“Guided Intuition”

AUTHOR’S NOTE: Before the mystics and psychics among my readers get too excited, this essay is not about the participation of “spirit guides” in tarot reading, since in my estimation such entities may be nothing more than astral phantasms of subconscious origin projected by those seeking the comfort and confidence of an external spiritual authority. Instead, my thoughts are based on the writing of French tarot author Joseph Maxwell.

In his 1938 book, The Tarot, Maxwell offered a few concise words about the use of intuition in what he called “vaticination” with the tarot cards. Here is a quote from the pertinent text, followed by my commentary:

Harnessing the restless steeds of the intuition and making them do their work properly is the seer’s primary difficulty. To do this, it is necessary to form a picture of how the sitter’s thoughts and feelings affect him, or her, in order of importance or intensity.

The sitter usually needs help to do this, and the best method is to inspect the spread of cards, and then, in the way taught by experience and inspiration, give a general outline of the probabilities. Specific orientation occurs when observation of the sitter shows some matter of importance has been touched. This is an essential procedure because the variety and complexity of ideas stemming from each arcanum are immense. Moreover, the general sense of the reading, or part of a reading, will have an overall connotation that gives it relevance; without knowing what this connotation is, the cartomant, however gifted, may be in the dark. Material concerns, family matters or career each demand their own perspective and the reading must be aligned to it.

Intuition is a good guide, but in the interest of making a full and helpful divination, it is necessary to verify with the enquirer at each step if the intuition is taking the right path.

Useful though rational perception may be to the cartomant, it is only an adjunct to the gift of vaticination, that is, the faculty of being able to read the information possessed by the enquirer about his past, present and future. Coming events cast a shadow before them; each individual has a presentiment about his own destiny, which may remain latent: the normal processes of consciousness do not include such presentiments.”

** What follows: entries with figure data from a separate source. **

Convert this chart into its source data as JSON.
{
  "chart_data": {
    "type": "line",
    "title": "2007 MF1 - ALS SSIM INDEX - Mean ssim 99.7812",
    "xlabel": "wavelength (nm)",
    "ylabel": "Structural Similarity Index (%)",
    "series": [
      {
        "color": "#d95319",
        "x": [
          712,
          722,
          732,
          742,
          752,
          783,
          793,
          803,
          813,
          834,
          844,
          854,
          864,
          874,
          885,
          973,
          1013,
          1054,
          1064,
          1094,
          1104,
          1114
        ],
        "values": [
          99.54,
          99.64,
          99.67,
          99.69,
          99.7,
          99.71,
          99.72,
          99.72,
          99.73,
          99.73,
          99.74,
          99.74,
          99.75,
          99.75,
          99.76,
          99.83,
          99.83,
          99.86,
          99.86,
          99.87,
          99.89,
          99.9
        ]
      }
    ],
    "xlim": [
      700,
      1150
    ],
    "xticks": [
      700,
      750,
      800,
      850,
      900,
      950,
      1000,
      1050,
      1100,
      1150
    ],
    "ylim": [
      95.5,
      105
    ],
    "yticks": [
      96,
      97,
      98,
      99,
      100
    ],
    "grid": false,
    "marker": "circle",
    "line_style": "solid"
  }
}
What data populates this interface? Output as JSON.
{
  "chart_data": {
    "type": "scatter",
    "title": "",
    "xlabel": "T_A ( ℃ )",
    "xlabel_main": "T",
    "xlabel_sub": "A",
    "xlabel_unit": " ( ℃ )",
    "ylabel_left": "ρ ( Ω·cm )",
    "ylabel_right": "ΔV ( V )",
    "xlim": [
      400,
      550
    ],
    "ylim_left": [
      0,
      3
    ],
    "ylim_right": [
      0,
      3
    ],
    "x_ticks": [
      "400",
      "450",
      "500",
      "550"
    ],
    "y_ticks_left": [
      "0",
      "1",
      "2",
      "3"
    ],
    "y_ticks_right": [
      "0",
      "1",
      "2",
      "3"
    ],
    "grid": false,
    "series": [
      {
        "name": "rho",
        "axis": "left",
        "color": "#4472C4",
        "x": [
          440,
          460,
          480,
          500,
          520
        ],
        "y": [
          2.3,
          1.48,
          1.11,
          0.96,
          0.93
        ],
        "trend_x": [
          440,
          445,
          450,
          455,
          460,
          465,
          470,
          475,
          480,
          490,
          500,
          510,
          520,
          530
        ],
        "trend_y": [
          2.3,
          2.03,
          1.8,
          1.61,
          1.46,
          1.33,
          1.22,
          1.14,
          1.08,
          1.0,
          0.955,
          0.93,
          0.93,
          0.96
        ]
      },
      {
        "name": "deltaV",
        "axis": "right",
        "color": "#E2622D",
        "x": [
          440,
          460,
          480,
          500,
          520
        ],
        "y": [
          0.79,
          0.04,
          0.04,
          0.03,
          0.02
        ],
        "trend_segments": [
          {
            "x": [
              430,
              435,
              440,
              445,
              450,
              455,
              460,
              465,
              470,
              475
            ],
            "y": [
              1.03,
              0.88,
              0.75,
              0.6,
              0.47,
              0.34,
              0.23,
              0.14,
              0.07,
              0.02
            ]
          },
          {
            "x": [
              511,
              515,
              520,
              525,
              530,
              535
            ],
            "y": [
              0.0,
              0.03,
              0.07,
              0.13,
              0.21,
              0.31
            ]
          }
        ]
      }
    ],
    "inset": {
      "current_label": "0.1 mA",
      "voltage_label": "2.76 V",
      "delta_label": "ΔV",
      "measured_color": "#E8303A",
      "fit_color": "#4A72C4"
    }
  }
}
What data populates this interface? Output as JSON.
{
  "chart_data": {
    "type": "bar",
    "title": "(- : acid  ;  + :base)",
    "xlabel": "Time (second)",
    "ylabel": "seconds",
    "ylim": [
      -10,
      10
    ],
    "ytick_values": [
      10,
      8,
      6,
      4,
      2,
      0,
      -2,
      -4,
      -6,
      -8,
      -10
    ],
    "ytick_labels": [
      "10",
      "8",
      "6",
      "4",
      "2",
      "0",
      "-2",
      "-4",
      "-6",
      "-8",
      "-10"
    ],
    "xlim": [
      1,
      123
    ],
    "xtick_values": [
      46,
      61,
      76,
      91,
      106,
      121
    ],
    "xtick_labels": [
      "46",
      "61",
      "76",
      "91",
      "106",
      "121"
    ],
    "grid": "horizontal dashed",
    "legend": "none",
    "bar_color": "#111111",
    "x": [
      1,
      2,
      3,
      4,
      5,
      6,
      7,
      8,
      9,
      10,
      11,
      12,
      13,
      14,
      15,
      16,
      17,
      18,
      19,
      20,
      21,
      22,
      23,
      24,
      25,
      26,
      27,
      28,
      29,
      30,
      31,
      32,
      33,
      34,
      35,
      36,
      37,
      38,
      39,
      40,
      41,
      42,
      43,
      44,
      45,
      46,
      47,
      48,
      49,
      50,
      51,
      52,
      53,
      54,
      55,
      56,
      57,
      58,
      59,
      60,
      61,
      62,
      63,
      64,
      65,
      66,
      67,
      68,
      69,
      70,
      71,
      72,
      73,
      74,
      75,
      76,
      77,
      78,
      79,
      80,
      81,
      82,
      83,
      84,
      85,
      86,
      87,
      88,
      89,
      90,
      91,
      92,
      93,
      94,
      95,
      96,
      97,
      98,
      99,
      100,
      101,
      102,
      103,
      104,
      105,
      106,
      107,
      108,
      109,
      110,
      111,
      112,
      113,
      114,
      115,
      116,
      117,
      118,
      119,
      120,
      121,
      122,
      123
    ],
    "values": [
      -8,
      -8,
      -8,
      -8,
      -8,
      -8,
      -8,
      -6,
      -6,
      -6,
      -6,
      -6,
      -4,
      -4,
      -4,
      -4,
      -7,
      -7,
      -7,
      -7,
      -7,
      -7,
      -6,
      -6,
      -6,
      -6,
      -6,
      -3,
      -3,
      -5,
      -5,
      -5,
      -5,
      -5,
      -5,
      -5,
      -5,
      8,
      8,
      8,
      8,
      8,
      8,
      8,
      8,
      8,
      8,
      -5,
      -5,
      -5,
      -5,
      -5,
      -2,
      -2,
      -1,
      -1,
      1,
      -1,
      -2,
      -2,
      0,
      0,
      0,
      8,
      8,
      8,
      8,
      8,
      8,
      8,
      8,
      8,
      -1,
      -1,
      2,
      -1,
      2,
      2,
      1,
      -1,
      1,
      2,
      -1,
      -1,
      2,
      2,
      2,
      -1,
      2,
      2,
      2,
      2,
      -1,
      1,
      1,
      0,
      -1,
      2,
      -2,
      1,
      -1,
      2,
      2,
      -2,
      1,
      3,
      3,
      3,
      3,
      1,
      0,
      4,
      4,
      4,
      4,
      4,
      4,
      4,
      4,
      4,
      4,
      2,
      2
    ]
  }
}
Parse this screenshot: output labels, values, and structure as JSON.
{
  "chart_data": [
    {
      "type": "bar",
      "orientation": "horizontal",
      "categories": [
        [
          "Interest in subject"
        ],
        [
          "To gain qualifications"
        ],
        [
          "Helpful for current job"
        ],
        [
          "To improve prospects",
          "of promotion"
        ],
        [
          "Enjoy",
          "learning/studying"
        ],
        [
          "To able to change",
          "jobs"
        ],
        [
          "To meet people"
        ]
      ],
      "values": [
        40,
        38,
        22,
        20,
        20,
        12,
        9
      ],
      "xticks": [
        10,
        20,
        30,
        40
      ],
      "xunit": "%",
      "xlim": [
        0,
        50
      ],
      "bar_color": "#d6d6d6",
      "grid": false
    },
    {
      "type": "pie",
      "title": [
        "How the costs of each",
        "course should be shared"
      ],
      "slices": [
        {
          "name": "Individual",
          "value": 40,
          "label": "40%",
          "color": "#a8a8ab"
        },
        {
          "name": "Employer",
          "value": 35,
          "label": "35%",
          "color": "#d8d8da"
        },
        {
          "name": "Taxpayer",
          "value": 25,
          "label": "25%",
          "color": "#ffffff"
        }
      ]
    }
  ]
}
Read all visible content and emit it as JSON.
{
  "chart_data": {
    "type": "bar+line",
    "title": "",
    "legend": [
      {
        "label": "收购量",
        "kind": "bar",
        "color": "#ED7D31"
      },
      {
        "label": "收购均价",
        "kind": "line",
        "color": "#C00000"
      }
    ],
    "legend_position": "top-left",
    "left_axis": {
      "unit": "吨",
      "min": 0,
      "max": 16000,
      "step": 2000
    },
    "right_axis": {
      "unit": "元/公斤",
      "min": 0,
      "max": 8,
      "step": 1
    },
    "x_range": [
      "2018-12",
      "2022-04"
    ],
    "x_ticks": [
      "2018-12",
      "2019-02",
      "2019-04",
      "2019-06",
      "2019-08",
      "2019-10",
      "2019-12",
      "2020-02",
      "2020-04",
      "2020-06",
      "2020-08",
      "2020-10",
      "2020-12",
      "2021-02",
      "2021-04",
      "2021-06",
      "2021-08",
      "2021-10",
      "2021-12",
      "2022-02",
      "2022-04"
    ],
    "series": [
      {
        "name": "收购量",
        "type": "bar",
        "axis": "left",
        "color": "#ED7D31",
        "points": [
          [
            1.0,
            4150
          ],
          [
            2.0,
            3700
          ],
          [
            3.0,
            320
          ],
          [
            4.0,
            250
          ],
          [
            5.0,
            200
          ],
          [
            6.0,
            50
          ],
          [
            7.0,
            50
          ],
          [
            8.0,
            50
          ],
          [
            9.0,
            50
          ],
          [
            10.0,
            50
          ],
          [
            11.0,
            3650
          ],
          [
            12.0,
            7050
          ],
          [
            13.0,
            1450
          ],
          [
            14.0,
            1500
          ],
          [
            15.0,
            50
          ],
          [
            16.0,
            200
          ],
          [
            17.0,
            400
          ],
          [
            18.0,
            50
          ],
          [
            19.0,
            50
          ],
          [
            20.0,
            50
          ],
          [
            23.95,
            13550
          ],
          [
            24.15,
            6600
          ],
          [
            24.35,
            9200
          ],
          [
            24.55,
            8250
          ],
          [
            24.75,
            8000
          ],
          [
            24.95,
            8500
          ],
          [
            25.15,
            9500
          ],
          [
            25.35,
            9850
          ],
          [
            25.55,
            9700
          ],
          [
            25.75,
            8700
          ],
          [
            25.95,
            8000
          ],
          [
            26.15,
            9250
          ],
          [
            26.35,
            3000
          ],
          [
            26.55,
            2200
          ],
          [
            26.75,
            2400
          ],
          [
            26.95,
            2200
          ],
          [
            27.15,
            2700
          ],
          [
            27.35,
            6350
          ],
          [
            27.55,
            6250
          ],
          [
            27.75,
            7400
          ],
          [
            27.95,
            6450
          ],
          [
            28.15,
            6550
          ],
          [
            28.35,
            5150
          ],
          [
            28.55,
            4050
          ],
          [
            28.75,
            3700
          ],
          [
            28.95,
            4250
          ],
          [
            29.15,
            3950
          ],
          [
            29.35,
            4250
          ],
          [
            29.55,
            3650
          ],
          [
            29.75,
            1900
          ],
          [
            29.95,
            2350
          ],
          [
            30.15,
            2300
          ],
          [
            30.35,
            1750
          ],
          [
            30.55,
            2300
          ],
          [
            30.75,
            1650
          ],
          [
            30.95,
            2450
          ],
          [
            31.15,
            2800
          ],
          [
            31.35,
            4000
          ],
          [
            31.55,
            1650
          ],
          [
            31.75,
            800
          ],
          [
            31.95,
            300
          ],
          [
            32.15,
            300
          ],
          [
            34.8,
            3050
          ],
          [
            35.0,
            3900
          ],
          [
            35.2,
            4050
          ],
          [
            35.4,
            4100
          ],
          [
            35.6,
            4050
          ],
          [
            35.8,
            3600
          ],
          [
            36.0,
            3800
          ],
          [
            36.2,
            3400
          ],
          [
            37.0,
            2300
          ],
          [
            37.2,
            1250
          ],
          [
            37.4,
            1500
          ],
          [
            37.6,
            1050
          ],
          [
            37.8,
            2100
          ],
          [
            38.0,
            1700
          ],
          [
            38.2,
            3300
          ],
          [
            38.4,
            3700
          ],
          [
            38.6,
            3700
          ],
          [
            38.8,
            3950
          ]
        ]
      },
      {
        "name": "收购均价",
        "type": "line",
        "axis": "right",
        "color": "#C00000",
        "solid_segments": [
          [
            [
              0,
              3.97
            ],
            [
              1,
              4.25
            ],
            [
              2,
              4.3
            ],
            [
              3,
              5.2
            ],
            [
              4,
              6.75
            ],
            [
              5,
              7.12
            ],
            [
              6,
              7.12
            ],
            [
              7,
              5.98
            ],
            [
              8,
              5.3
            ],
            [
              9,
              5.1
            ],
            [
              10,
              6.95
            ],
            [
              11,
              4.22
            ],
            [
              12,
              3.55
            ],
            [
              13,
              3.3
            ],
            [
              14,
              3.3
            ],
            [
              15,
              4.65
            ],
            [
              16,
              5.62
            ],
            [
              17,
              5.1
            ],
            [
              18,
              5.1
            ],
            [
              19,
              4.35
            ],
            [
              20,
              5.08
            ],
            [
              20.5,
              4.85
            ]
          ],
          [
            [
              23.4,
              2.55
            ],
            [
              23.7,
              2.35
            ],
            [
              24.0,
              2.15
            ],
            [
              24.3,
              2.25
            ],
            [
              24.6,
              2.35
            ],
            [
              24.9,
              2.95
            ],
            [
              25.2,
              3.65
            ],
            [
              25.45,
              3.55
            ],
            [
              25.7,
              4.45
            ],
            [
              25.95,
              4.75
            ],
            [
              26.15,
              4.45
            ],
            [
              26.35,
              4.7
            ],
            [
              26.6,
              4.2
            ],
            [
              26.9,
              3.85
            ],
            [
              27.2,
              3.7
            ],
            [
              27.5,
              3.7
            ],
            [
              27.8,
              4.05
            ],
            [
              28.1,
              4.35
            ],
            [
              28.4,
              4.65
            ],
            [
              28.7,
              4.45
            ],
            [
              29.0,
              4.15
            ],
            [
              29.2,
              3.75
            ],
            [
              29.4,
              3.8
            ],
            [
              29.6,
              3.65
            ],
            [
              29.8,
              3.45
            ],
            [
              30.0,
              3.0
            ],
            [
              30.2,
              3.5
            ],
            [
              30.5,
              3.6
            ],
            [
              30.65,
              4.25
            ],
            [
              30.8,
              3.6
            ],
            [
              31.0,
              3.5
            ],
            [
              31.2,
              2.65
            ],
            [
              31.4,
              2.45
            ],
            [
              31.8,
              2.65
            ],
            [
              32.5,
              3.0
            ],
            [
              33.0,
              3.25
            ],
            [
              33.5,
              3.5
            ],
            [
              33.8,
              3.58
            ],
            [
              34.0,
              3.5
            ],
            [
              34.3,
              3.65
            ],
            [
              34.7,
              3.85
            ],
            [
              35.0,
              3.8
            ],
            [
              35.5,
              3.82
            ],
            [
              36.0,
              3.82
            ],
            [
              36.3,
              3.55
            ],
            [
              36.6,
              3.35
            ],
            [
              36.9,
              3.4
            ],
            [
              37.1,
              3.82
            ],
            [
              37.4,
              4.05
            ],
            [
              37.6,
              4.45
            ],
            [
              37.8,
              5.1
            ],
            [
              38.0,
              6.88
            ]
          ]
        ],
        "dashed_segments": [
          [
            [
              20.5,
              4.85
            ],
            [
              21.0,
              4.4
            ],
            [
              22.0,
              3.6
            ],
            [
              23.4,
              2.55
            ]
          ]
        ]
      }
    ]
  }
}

The first point of interest here is Maxwell’s statement that, when assessing the “order of importance or intensity” of the sitter’s thoughts and feelings about the subject of the divination, “Specific orientation occurs when observation of the sitter shows some matter of importance has been touched.” By “specific orientation,” Maxwell meant “zeroing in on” the querent’s latent subconscious awareness of the matter, and by “observation” – if he isn’t just referring to visual cues – he may be looking for a verbal response by the querent (which today we might call an “Aha!” reaction) to the diviner’s “general outline of probabilities” based on the cards (a summary which was to be formed around the latter’s experience and inspiration).

It’s clear that he intended to rely on the person across the table for feedback regarding the significance of the narrative to the individual’s own personal understanding of his or her reality. This is also germane to the “help” mentioned in the previous sentence: impressions that would aid the sitter in formulating the mental “connotation” for the reading and assist the reader in “knowing what this connotation is” as stated near the end of the paragraph. For Maxwell (as it is for me) the consultation was always a dialogue with the sitter, not a one-sided monologue.

The second relevant point here is that “it is necessary to verify at each step if the intuition is taking the right path.” My interpretation is that Maxwell didn’t believe that the reader’s intuition alone is a good enough “guide” to guarantee “making a full and helpful divination,” and that the continuous validation of the sitter is essential to accuracy. Once again, I share his concerns about the veracity of unaided intuition, and constantly engage my sitter in judging the legitimacy of the insights arising from my take on the cards. It is useless to try doing this in a vacuum, but that is exactly what remote (i.e. online) readers typically do; it is essentially “cold reading” that doesn’t benefit from any kind of interactive, face-to-face communication. Stand-alone intuition has become the “gold standard” of this kind of subjective guesswork, and the absolute trust it enjoys among those who spurn knowledge-based interpretation, even as a useful “adjunct to vaticination,” is nothing short of mind-boggling. (I’ve labeled it the “If it feels right, it must be right” syndrome.)

Maxwell’s “guide” to exploring the uncharted dimensions of the querent’s future was first and foremost the confirmatory input of that individual and only provisionally the “outline” supplied by the reader’s own intuition, which was never sufficient for a full assessment of the circumstances since it only satisfied one-half of a shared obligation. My metaphysical opinion is that flawless subliminal knowledge of the plot resides with the sitter and my prompting with the cards is only intended to stimulate realization of the trajectory the narrative is likely to take. I will be the master of ceremonies and raconteur, but I can’t do the tale justice without “audience participation.”